Menurut Panglima TNI Hadi Tjahjanto, pemerintah membangun atau merenovasi rumah sakit tersebut untuk menjamin kesehatan masyarakat secara umum. ”Jaminan keamanan masyarakat sekitar tentu sudah diperhitungkan secara matang. Ini rumah sakit kedua setelah Natuna dan dipastikan aman untuk lingkungan sekitar,” tutur Hadi.

Di Natuna, yang seperti Batam juga berada di Provinsi Kepulauan Riau, saat ratusan WNI (warga negara Indonesia) dievakuasi dari Wuhan pada awal bulan lalu, warga setempat juga menolak.
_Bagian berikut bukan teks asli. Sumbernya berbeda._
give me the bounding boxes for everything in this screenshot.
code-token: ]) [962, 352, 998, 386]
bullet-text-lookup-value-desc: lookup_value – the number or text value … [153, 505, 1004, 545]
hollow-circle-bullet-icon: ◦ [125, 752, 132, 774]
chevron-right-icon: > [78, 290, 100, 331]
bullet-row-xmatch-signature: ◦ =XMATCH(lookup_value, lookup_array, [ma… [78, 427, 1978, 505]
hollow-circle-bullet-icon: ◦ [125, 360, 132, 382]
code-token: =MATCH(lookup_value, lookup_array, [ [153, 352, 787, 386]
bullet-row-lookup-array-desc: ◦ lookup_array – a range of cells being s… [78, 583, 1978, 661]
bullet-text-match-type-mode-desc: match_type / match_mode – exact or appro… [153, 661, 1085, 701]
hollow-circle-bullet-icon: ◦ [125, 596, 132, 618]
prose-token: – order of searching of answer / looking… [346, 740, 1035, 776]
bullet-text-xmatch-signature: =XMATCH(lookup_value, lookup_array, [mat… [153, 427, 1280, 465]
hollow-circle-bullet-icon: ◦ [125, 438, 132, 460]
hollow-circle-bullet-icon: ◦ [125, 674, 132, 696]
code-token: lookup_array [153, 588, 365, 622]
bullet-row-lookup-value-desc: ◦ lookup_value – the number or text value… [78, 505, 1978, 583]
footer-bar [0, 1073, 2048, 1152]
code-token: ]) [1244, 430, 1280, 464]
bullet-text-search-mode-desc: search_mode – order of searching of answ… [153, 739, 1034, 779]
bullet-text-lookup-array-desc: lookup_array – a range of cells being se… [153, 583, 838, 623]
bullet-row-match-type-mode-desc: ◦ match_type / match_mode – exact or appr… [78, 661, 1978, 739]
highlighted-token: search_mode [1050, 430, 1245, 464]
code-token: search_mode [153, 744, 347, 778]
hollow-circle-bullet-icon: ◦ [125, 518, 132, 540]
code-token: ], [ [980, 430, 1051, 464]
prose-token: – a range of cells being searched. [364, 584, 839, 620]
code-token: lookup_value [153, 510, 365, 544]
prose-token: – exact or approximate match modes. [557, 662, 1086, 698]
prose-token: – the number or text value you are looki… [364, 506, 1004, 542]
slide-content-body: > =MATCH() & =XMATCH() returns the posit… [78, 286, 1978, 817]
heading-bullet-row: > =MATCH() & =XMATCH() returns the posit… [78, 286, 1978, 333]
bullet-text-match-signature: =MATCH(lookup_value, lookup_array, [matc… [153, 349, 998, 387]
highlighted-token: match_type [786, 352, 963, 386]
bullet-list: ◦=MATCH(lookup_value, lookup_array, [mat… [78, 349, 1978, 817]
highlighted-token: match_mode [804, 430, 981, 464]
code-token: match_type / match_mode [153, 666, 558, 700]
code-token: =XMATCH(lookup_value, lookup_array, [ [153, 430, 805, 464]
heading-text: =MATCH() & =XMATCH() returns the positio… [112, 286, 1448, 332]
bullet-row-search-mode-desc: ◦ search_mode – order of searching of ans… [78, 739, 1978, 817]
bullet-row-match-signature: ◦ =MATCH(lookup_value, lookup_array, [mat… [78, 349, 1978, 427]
Bahkan, kampung terdekat dengan tempat observasi atau karantina waktu itu sempat ditinggal sejumlah penghuninya. Pemicunya sama: kekhawatiran terhadap penularan virus korona.

Selain bekas rumah sakit, juga ada museum yang berisi informasi tentang pengungsi Vietnam dulu. Ada pula monumen. Juga, pemakaman sekitar 500 pengungsi Vietnam yang meninggal di tempat tersebut.

Menurut Hadi, rumah sakit baru atau hasil renovasi di Pulau Galang itu akan dilengkapi 50 ruang isolasi yang sesuai dengan standar kesehatan internasional. ”Sesuai aturan kesehatan 2 persen dari seluruh kamar yang ada untuk ruang isolasi,” jelasnya.

Kepala Dinas Kesehatan Kota Batam Didi Kusmarjadi mendukung langkah pemerintah pusat membangun RS khusus penyakit menular di Batam. Apalagi, Batam merupakan pintu masuk wisatawan mancanegara nomor dua setelah Bali.

”Kalau mau dibangun tentu harus yang standar internasional sekaligus, dengan peralatan dan petugas harus mumpuni. Karena yang dihadapi bukan penyakit biasa. Jika ada korban setidaknya kita sudah ada tempat khusus.”

Tapi, jaminan dan dukungan itu belum sepenuhnya menenteramkan semua pihak. Ketua Asosiasi Pengusaha Indonesia (Apindo) Batam Rafki Rasyid menyebut, isu itu sensitif untuk investor di Batam. ”Bisa saja mereka memutuskan untuk memindahkan investasinya ke daerah lain atau negara lain,” katanya.

Karena itu, dia berharap rencana tersebut dievaluasi lagi dengan meminta masukan dari masyarakat dan dunia usaha yang ada di Batam. ”Jangan terburu-buru dan terkesan reaktif dan seolah meniru China dengan mendirikan rumah sakit sendiri,” katanya.